Norma sobre saúde mental no trabalho é adiada e os trabalhadores pagam a conta
A suspensão da portaria que regulamentaria os riscos psicossociais no ambiente de trabalho não é apenas um adiamento técnico. É um recuo político. É mais uma vitória do capital sobre o corpo e a mente dos trabalhadores brasileiros da saúde.
Pressionado pelas entidades empresariais — em especial a Confederação Nacional de Saúde (CNSaúde), a mesma que judicializou o piso da enfermagem no STF e empurrou o debate para o Tribunal Superior do Trabalho (TST) em nome de um “acordo” que nunca veio — o Ministério do Trabalho cedeu.
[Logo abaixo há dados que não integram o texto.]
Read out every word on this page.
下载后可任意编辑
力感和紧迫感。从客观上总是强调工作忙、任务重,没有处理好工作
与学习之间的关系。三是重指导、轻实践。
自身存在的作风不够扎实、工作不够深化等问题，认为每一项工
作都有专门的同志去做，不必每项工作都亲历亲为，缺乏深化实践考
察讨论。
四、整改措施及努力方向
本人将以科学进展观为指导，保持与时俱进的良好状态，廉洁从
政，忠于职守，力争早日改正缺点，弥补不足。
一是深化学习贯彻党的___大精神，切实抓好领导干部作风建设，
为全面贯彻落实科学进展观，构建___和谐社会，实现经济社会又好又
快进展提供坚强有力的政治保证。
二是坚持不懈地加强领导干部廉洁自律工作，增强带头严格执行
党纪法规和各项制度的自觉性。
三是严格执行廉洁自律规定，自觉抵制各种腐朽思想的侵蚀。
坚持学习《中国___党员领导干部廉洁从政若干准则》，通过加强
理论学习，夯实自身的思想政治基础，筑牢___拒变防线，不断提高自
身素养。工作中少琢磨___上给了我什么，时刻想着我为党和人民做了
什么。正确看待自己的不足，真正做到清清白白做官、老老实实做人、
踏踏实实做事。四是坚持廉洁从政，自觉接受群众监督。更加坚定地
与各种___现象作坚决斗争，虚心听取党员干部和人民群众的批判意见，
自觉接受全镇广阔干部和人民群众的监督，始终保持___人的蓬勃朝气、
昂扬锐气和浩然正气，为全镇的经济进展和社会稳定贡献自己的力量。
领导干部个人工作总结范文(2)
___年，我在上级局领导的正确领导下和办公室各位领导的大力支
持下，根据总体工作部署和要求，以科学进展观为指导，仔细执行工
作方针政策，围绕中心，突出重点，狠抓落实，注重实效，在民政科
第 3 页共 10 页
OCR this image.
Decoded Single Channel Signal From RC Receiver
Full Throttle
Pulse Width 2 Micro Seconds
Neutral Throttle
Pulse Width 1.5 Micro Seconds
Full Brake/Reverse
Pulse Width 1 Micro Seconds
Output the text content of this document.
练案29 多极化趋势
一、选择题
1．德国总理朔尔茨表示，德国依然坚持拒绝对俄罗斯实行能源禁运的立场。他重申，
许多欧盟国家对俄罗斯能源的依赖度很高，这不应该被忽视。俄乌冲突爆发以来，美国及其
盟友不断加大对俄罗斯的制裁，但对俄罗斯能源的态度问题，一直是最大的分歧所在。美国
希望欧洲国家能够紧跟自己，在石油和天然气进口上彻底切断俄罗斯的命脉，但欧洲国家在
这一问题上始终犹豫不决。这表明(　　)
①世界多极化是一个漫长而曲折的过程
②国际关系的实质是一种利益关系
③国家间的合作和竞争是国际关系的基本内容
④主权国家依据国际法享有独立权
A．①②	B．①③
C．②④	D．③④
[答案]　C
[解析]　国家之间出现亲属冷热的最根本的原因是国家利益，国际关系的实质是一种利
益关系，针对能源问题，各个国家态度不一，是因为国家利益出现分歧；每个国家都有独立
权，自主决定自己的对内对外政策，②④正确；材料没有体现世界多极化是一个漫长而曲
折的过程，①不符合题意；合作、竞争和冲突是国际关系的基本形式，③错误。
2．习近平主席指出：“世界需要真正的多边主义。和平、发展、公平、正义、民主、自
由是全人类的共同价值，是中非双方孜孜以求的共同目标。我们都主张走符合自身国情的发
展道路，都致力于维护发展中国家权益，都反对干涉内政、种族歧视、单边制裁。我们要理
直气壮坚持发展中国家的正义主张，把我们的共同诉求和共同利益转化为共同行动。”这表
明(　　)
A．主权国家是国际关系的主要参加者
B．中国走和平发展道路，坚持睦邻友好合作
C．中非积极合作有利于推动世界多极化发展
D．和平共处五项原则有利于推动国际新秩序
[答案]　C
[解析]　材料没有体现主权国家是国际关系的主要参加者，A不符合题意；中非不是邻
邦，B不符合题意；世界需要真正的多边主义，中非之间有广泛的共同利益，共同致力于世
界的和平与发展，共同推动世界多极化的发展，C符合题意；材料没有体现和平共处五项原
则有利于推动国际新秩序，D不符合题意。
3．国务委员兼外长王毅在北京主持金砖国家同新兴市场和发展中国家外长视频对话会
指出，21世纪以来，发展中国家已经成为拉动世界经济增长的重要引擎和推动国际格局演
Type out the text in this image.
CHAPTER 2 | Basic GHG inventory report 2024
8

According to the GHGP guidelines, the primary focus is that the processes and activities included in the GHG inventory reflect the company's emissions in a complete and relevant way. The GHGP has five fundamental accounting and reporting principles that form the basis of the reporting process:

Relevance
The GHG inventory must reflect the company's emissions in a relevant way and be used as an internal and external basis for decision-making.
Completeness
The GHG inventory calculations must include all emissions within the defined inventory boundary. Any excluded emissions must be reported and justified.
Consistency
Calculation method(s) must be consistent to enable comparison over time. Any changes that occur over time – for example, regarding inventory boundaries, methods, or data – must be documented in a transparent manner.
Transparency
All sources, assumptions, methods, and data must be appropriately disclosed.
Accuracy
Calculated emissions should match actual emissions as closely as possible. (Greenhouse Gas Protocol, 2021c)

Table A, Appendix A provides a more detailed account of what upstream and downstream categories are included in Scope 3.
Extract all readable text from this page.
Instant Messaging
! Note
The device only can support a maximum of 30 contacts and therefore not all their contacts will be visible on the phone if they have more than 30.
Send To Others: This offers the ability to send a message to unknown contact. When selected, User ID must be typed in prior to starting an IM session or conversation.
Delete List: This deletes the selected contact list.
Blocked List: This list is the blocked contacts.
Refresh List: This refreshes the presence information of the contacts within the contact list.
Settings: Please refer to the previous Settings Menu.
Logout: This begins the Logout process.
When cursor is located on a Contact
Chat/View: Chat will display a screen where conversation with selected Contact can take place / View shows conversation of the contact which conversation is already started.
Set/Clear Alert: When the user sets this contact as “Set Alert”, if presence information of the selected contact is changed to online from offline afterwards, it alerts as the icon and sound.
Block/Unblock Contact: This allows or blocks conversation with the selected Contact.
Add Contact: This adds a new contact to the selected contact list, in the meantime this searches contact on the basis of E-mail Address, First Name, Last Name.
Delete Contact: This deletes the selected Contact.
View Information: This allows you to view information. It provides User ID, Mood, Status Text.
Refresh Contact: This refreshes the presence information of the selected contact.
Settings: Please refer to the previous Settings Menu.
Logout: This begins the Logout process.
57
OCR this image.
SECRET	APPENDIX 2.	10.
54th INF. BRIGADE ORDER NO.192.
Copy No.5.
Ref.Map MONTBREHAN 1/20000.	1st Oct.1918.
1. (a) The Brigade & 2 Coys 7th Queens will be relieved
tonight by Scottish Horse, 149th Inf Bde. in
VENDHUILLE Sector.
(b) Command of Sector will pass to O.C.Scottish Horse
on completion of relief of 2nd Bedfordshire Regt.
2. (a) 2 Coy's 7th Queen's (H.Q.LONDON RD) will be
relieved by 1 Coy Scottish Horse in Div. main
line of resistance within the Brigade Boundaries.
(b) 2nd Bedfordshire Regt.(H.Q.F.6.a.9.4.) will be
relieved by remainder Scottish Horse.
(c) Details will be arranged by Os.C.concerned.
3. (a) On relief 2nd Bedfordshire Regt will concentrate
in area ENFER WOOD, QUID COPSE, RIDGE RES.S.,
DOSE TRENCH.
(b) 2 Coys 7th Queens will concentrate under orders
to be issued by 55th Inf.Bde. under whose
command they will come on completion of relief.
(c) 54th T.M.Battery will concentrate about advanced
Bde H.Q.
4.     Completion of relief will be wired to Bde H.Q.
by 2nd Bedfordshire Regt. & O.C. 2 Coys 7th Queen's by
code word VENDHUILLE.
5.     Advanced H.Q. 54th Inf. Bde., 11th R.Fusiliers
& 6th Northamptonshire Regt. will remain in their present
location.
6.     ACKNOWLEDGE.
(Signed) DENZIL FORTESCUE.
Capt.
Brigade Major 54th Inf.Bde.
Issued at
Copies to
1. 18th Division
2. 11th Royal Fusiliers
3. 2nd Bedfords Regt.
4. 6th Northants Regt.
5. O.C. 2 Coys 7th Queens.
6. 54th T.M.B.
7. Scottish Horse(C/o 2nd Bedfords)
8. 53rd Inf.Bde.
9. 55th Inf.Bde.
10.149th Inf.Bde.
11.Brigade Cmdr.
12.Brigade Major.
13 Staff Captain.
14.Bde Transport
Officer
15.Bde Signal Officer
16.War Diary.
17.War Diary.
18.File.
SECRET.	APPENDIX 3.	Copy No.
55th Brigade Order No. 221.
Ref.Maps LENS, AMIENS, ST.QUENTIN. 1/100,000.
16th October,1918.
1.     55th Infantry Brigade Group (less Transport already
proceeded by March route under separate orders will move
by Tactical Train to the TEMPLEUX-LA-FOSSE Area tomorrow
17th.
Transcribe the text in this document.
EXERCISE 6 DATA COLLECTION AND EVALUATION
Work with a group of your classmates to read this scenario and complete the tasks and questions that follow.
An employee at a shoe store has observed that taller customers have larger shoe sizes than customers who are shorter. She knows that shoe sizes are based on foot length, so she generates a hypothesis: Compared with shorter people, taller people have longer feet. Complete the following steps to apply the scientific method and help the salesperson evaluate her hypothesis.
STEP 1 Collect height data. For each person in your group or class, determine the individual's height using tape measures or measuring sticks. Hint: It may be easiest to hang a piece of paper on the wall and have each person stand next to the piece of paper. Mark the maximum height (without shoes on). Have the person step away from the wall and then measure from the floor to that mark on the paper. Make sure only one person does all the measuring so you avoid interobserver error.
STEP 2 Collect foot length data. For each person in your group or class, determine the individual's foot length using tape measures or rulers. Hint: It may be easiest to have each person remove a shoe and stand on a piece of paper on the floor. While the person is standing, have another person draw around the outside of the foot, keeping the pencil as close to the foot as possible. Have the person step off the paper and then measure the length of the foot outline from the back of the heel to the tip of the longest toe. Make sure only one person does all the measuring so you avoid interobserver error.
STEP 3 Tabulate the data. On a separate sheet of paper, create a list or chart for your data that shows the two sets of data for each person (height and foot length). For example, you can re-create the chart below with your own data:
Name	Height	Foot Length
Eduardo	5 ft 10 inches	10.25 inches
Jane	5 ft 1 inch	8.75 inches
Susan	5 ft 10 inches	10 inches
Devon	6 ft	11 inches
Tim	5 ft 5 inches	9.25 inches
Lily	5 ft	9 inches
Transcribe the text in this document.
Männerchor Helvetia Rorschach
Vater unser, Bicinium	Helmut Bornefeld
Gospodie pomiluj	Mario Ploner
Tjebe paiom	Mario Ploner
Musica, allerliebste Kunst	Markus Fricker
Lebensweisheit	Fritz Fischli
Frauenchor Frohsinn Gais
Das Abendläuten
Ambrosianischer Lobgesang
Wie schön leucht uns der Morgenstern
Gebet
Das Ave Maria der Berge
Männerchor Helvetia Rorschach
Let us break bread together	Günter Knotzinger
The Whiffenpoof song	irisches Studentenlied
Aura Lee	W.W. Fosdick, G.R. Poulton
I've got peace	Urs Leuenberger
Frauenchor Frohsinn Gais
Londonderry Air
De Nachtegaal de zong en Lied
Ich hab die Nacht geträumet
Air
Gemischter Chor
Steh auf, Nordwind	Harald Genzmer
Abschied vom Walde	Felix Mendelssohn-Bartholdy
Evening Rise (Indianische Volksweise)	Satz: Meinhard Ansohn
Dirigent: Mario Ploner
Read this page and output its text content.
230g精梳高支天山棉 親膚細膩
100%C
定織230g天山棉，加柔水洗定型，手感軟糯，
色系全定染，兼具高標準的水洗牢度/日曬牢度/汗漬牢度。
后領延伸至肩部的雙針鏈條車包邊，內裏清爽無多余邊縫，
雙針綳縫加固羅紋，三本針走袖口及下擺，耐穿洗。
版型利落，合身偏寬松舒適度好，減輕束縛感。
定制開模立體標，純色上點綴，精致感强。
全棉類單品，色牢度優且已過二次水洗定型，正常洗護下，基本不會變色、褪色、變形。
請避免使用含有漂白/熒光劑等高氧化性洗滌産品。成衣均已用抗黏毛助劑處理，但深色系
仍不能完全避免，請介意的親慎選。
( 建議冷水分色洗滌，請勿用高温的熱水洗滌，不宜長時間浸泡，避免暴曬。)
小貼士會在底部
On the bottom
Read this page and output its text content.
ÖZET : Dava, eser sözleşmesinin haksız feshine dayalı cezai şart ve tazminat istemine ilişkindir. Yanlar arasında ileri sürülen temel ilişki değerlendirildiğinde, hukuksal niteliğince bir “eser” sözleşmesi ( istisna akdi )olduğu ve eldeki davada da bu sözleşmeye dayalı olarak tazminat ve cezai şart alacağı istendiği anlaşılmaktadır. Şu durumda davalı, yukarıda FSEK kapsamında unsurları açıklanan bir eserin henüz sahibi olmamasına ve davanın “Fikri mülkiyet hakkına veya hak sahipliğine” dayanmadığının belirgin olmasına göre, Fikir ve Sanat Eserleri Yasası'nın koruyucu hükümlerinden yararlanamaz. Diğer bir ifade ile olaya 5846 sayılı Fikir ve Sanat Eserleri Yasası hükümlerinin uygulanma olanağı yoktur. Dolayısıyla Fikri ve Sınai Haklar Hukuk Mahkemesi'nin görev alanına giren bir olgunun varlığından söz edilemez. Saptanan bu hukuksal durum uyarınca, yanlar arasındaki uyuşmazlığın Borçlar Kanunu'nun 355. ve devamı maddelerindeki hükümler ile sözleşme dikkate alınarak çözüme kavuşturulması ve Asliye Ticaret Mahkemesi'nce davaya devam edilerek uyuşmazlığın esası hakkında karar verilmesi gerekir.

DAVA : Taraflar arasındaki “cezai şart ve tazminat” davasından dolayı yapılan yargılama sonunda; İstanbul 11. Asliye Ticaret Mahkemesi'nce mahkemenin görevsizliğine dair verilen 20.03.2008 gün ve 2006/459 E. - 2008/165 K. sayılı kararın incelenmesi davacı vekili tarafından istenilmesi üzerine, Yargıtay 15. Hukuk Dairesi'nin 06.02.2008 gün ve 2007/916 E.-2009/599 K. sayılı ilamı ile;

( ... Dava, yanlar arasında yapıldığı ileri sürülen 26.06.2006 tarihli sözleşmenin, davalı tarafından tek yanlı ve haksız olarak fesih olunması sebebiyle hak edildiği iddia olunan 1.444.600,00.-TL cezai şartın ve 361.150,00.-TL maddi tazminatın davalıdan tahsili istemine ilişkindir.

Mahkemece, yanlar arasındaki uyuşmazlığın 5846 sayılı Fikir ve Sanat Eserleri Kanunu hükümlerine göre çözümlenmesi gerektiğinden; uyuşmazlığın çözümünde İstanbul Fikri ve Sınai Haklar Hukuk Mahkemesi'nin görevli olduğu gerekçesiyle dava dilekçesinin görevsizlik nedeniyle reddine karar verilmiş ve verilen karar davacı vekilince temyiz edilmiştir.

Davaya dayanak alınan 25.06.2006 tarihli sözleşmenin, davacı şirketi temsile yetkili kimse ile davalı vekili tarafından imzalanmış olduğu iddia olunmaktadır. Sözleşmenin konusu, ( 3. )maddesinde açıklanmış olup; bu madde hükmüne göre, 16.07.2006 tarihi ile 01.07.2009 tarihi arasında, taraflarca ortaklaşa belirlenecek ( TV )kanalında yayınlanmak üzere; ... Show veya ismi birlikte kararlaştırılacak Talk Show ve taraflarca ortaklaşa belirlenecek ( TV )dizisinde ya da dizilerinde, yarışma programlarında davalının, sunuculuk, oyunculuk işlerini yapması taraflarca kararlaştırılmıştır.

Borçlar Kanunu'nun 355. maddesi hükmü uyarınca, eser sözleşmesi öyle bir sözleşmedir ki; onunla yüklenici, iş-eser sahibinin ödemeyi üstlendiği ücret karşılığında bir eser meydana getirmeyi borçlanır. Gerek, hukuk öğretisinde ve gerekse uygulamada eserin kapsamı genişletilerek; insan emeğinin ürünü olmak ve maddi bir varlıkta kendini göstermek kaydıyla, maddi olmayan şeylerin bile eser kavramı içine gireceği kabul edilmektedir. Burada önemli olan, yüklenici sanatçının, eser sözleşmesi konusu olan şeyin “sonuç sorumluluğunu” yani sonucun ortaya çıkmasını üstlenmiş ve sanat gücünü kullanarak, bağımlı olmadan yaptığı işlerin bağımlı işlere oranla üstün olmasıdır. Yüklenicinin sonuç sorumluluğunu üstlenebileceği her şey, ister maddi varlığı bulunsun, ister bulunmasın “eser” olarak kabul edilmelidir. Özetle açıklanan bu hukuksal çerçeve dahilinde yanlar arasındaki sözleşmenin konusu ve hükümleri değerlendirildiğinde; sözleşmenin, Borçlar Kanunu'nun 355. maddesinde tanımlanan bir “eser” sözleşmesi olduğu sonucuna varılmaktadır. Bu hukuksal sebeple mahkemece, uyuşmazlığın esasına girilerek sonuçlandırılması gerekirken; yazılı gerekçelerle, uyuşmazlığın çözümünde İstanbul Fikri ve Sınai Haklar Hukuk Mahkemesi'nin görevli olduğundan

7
A NR-1, que traria diretrizes para cuidar da saúde mental de quem sustenta o país com suas mãos e sua exaustão, foi adiada. E não há data garantida para retomada.
A alegação da CNSaúde? “Insegurança jurídica e técnica”. Que as empresas não sabem o que cumprir, que os fiscais não sabem o que cobrar. Um argumento recorrente sempre que uma medida tenta estabelecer limites à exploração do trabalho. Ora, se a confusão é tão grande, por que não buscar clareza com urgência? Adiar o que salva-vidas por falta de consenso técnico é como deixar um prédio em risco desabar porque engenheiros continuam debatendo a cor do capacete.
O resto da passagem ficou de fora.